La Réunion : L’État confirme la stabilité des dotations aux collectivités en 2026

Hôtel de ville de Saint-André à La Réunion ©WikiCommons

La Réunion : L’État confirme la stabilité des dotations aux collectivités en 2026

L’État maintiendra en 2026 son niveau de soutien financier aux collectivités locales de La Réunion à travers la dotation globale de fonctionnement (DGF), selon les perspectives de répartition présentées cette semaine et malgré la réduction annoncée des contrats PEC. Le Gouvernement souligne une stabilité de l’enveloppe nationale, fixée à 27,4 milliards d’euros, tout en poursuivant les mécanismes de solidarité en faveur des territoires les plus fragiles.

La DGF constitue la principale dotation versée par l’État aux communes, intercommunalités et départements. Son montant varie selon plusieurs critères, notamment la population, les ressources fiscales ou encore les charges supportées par les collectivités.

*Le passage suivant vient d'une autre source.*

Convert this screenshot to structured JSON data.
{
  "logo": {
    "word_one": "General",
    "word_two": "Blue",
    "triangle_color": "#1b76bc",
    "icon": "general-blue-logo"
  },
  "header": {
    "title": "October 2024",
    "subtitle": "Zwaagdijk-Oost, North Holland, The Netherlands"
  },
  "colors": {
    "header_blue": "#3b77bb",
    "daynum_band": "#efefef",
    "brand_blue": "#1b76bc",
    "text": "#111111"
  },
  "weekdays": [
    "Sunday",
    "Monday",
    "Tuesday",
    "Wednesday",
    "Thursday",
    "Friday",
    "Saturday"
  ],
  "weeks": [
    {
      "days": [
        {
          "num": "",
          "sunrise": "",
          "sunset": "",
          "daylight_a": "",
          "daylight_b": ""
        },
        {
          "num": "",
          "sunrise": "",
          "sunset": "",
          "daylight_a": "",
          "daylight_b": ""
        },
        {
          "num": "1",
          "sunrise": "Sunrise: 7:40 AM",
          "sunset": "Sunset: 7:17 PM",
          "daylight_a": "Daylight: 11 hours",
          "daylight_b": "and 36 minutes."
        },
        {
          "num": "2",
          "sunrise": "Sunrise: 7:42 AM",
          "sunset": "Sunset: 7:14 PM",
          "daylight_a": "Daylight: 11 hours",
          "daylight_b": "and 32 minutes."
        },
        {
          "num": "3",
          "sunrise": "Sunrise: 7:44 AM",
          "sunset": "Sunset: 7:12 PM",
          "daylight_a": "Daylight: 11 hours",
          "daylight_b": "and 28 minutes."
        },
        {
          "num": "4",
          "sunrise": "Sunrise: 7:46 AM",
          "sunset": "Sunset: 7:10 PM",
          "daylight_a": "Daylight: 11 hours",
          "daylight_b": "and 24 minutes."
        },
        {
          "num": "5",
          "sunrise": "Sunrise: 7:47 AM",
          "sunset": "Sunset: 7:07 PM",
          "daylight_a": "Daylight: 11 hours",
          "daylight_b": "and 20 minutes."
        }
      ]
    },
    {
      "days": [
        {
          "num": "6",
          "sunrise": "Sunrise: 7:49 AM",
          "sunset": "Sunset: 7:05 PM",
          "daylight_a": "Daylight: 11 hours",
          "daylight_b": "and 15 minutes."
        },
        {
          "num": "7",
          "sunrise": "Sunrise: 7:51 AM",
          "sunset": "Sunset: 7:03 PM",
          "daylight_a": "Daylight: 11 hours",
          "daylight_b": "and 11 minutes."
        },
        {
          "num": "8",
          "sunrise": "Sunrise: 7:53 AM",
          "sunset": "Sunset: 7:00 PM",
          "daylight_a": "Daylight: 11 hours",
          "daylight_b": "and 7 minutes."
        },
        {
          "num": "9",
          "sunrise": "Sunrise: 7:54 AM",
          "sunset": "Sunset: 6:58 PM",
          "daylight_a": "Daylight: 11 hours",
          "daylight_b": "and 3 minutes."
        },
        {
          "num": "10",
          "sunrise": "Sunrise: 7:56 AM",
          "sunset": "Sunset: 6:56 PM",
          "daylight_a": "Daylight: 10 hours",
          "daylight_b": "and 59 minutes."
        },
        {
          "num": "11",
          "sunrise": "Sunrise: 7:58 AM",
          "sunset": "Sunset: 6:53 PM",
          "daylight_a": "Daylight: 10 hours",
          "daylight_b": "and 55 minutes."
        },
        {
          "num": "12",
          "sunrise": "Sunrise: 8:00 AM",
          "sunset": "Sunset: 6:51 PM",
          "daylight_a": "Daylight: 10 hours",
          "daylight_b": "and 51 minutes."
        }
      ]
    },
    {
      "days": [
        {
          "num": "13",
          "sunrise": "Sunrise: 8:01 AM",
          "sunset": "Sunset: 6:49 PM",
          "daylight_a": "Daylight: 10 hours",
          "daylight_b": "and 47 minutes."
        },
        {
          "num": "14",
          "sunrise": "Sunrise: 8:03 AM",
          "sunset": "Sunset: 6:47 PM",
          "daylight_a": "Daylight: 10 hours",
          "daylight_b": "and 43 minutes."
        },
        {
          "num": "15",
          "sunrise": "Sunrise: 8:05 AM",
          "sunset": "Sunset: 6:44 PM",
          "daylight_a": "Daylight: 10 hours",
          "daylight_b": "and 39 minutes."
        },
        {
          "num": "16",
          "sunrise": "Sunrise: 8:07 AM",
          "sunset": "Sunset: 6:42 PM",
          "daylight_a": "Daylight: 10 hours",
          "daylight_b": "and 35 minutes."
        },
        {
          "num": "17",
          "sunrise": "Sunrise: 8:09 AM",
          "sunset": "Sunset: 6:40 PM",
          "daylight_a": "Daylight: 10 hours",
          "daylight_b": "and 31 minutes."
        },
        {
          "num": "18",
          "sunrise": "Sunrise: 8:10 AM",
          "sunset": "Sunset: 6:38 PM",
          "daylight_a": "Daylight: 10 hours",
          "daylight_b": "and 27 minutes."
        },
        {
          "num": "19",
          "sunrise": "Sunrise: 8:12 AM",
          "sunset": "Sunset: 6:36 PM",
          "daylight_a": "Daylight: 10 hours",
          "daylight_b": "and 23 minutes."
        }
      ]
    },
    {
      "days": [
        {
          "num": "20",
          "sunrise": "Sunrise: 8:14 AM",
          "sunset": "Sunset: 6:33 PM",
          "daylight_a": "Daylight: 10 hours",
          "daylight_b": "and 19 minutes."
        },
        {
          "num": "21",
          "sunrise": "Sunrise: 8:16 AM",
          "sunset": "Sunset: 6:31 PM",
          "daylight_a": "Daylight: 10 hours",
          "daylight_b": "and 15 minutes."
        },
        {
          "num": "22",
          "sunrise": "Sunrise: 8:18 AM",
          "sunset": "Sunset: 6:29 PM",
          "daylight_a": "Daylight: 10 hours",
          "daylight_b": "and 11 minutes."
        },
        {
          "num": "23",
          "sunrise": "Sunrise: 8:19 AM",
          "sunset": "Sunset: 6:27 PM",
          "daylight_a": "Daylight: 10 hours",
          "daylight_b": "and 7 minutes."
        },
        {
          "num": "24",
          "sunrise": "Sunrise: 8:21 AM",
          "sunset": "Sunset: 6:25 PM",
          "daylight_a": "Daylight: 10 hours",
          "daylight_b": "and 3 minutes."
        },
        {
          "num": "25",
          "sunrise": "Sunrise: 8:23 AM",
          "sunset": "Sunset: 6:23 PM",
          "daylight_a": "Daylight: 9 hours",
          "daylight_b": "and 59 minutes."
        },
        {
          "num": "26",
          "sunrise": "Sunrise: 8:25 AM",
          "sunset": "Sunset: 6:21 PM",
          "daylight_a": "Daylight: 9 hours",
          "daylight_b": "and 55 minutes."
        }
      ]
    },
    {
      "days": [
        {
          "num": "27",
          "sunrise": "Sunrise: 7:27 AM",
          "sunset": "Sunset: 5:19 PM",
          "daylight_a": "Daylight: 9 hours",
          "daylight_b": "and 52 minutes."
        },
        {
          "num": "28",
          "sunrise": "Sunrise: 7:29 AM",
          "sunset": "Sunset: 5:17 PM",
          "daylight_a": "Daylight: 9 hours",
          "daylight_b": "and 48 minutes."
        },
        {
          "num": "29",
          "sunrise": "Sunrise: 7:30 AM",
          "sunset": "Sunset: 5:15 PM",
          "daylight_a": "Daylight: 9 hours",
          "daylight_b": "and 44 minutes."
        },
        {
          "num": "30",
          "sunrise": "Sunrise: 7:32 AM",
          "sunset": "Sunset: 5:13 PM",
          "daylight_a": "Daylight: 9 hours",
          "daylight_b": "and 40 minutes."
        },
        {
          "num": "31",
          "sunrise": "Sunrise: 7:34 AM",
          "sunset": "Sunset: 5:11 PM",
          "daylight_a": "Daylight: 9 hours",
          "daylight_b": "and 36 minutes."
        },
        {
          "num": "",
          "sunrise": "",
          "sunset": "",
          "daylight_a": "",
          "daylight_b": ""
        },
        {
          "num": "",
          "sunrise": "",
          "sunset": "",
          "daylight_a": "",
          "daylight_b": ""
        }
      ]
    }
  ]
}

Après une hausse nationale de 790 millions d’euros entre 2023 et 2025 pour accompagner les collectivités dans un contexte économique tendu, l’exécutif annonce désormais une stabilisation de l’enveloppe globale. Toutefois, les montants attribués à chaque commune continuent d’évoluer en fonction des réalités démographiques et sociales locales.

À La Réunion, l’effort de péréquation demeure supérieur à la moyenne nationale. Selon les chiffres communiqués, l’État consacre en moyenne 259,86 euros par habitant aux communes réunionnaises, contre 174,76 euros au niveau national. Cette différence s’explique notamment par les charges spécifiques des territoires ultramarins et par la progression de la dotation d’aménagement des communes d’outre-mer (DACOM), en hausse de 5,1 % en 2026.

Les données publiées montrent une augmentation moyenne d’environ 4,9 % des dotations communales sur l’île. Plusieurs communes enregistrent des progressions supérieures à cette moyenne. C’est notamment le cas de Sainte-Marie (+9,5 %), Saint-Benoît (+8,8 %), Saint-André (+7,5 %) ou encore Sainte-Suzanne (+7,4 %).

En valeur absolue, Saint-Denis demeure la commune percevant la dotation la plus élevée, avec plus de 48,1 millions d’euros en 2026, soit une hausse de 2,07 millions d’euros par rapport à l’année précédente. Saint-Paul (+1,38 million d’euros), Saint-Pierre (+1,09 million) et Saint-André (+1,05 million) figurent également parmi les principales progressions. À l’inverse, la commune de Cilaos est la seule à enregistrer une baisse de sa dotation, avec un recul de 1,1 %, soit une diminution d’environ 13.700 euros par rapport à 2025.

Selon le communiqué, cette répartition vise à maintenir des ressources stables pour les collectivités tout en tenant compte des évolutions de population et des besoins spécifiques des territoires.